‘This market is going to struggle this year… as good earnings collide with what I think will be higher interest rates both by the Fed and in the Treasury market.’
That’s Wharton professor and market bull Jeremy Siegel, reiterating his “neutral” stance on what he sees as a “flat to slightly upward tilting” year ahead.
He told CNBC this week he believes the Fed’s plan to raise rates and shrink billions of dollars in Treasury holdings will keep a lid on any upward momentum.
Siegel said “3.25% on the 10-year will give stocks a pause in 2018” and that the most investors could realistically hope for is a 10% rally in the market, compared with a 25% surge on the Dow last year.
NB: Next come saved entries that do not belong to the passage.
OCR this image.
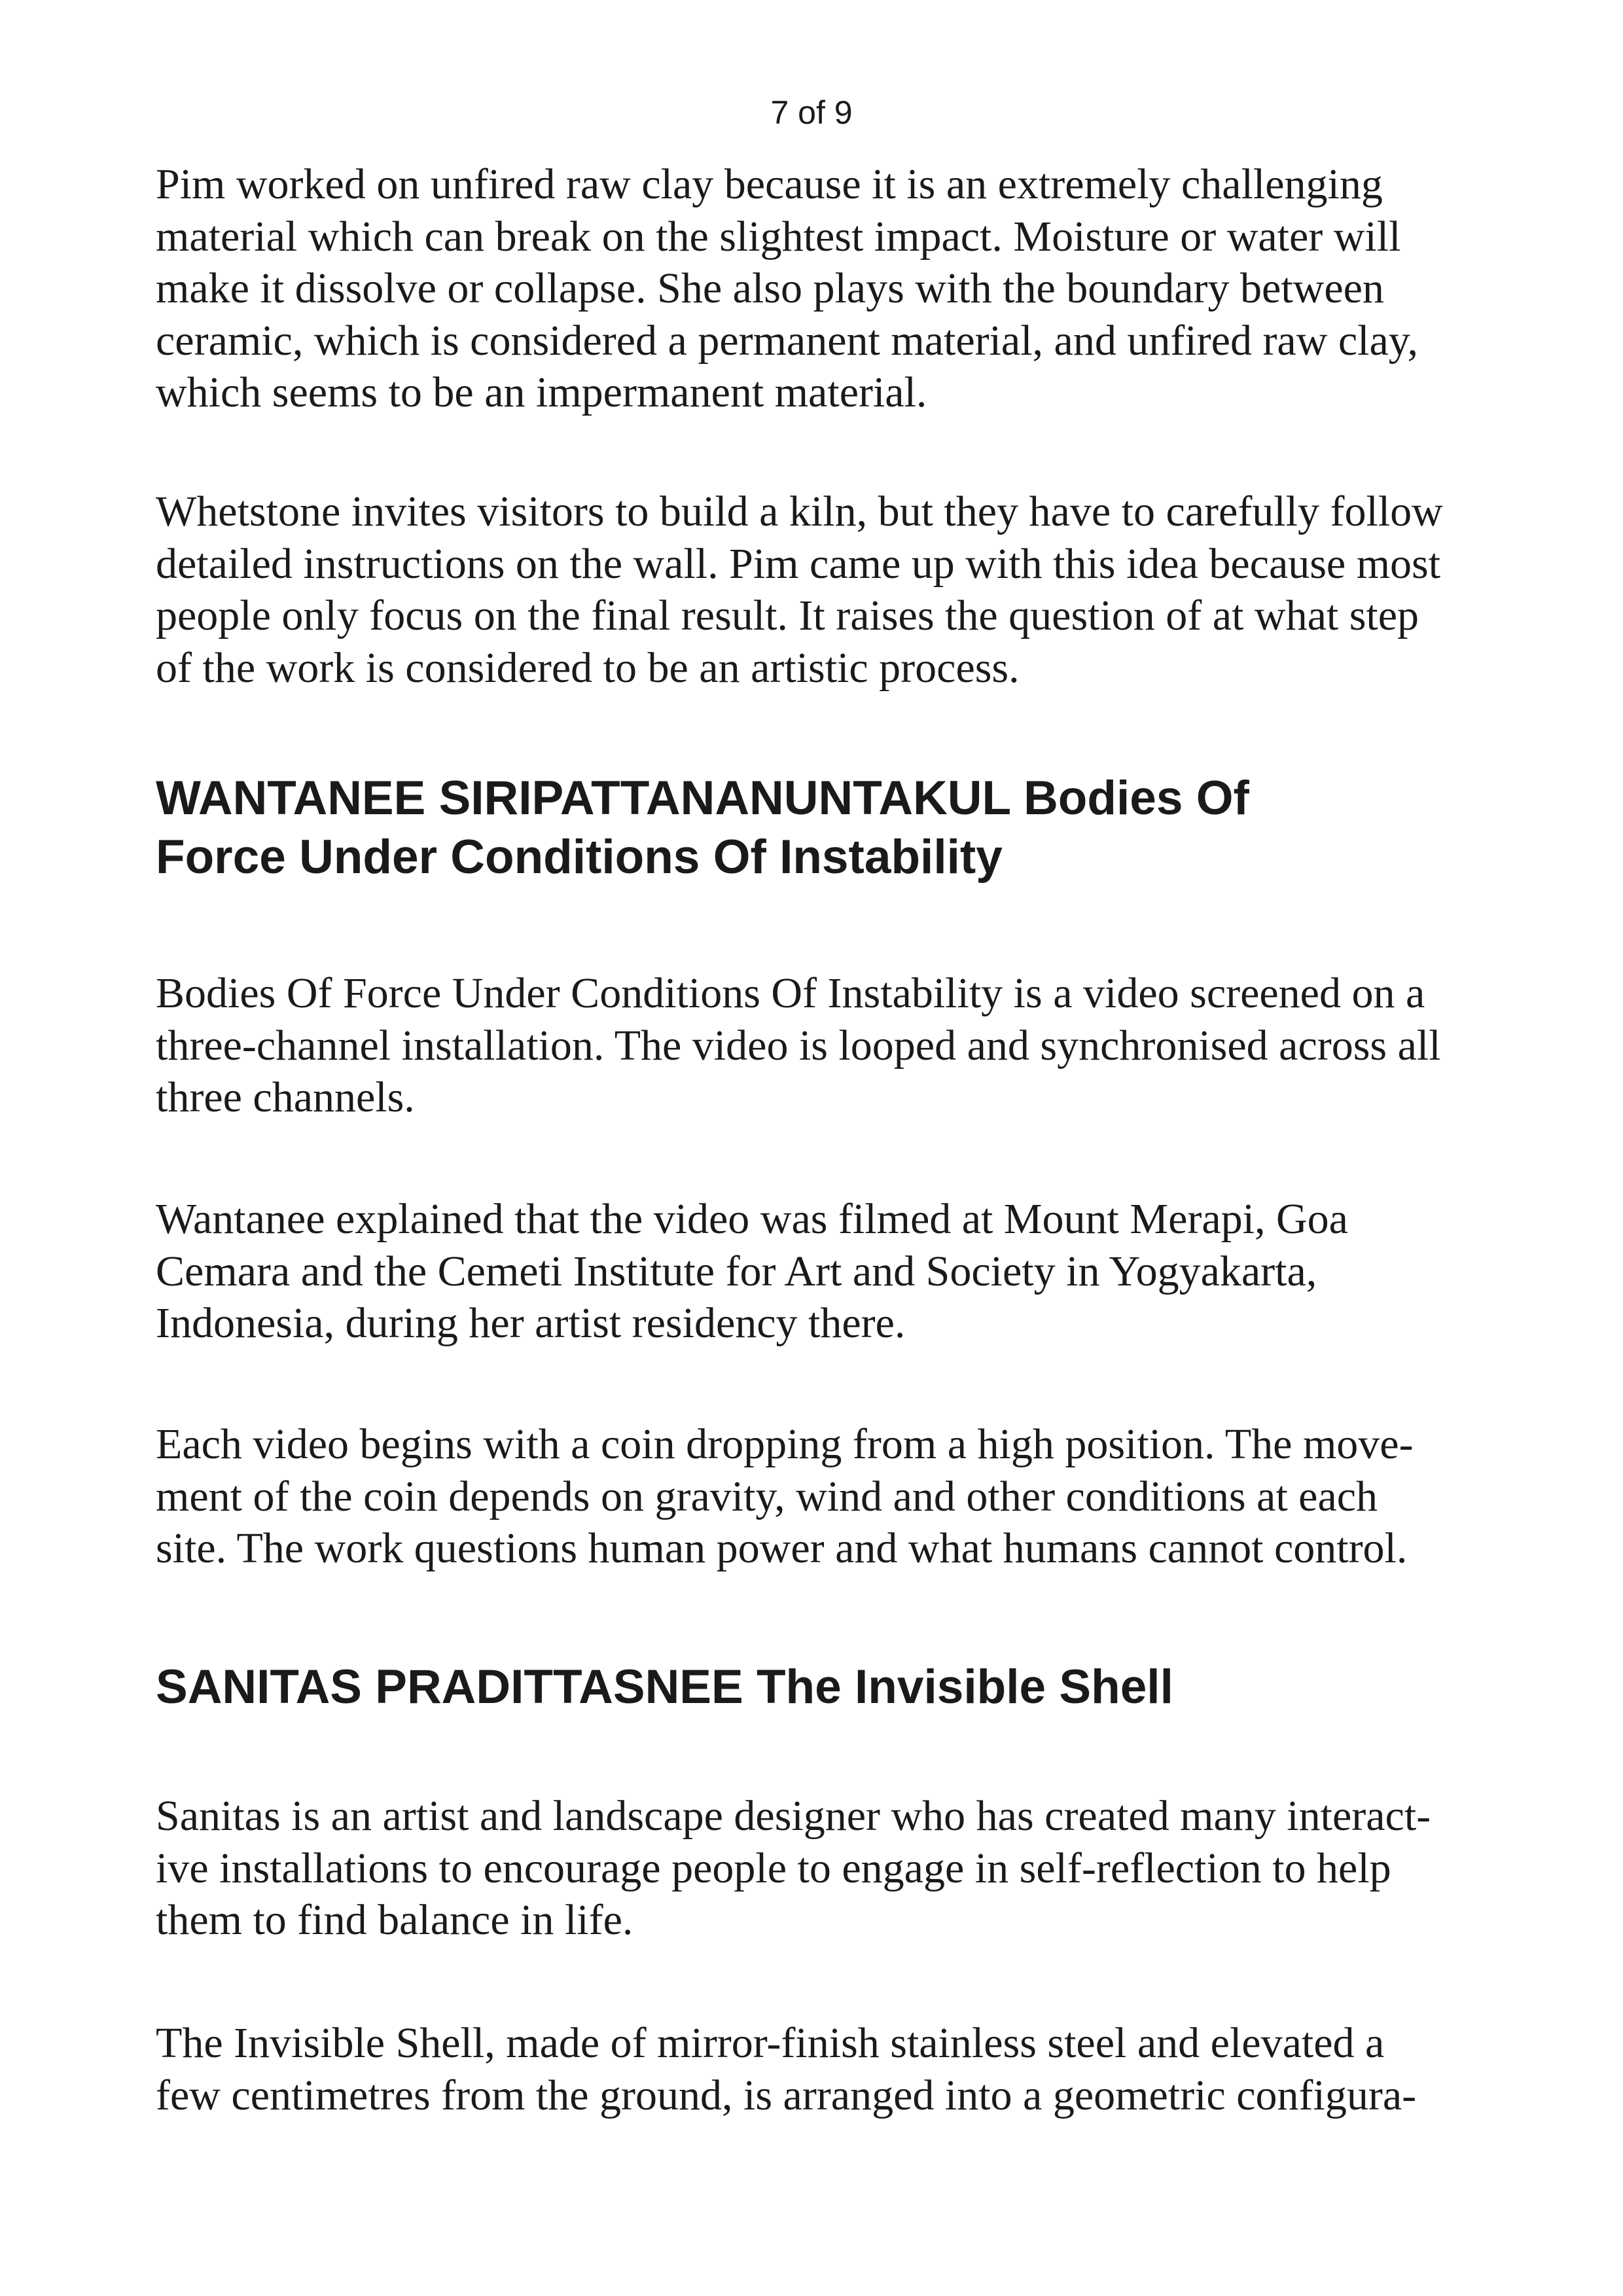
7 of 9

Pim worked on unfired raw clay because it is an extremely challenging
material which can break on the slightest impact. Moisture or water will
make it dissolve or collapse. She also plays with the boundary between
ceramic, which is considered a permanent material, and unfired raw clay,
which seems to be an impermanent material.

Whetstone invites visitors to build a kiln, but they have to carefully follow
detailed instructions on the wall. Pim came up with this idea because most
people only focus on the final result. It raises the question of at what step
of the work is considered to be an artistic process.

WANTANEE SIRIPATTANANUNTAKUL Bodies Of
Force Under Conditions Of Instability

Bodies Of Force Under Conditions Of Instability is a video screened on a
three-channel installation. The video is looped and synchronised across all
three channels.

Wantanee explained that the video was filmed at Mount Merapi, Goa
Cemara and the Cemeti Institute for Art and Society in Yogyakarta,
Indonesia, during her artist residency there.

Each video begins with a coin dropping from a high position. The move-
ment of the coin depends on gravity, wind and other conditions at each
site. The work questions human power and what humans cannot control.

SANITAS PRADITTASNEE The Invisible Shell

Sanitas is an artist and landscape designer who has created many interact-
ive installations to encourage people to engage in self-reflection to help
them to find balance in life.

The Invisible Shell, made of mirror-finish stainless steel and elevated a
few centimetres from the ground, is arranged into a geometric configura-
“These gains that people are talking about — 10% to 15% a year this year and maybe next year — I just don’t think they’re going to be realized,” he said.
Earnings season has been fairly strong so far, and expectations call for growth of 17.3% for the period, the fastest rate since 2011. Siegel, however, explains that the benefits from this year’s “front loaded” tax-cut will wind down.
“Firms are actually going to lose depreciation deductions in future years. So, it’s going to be great in 2018,” he said. “2019 — you’re going to have to have a growing economy to generate earnings gains. It’s not going to be anywhere near as easy as it was this year.”
That doesn’t mean Siegel believes you should sell. “I’m not predicting a bear market,” he said. “Valuations are still very attractive for long-term investors.”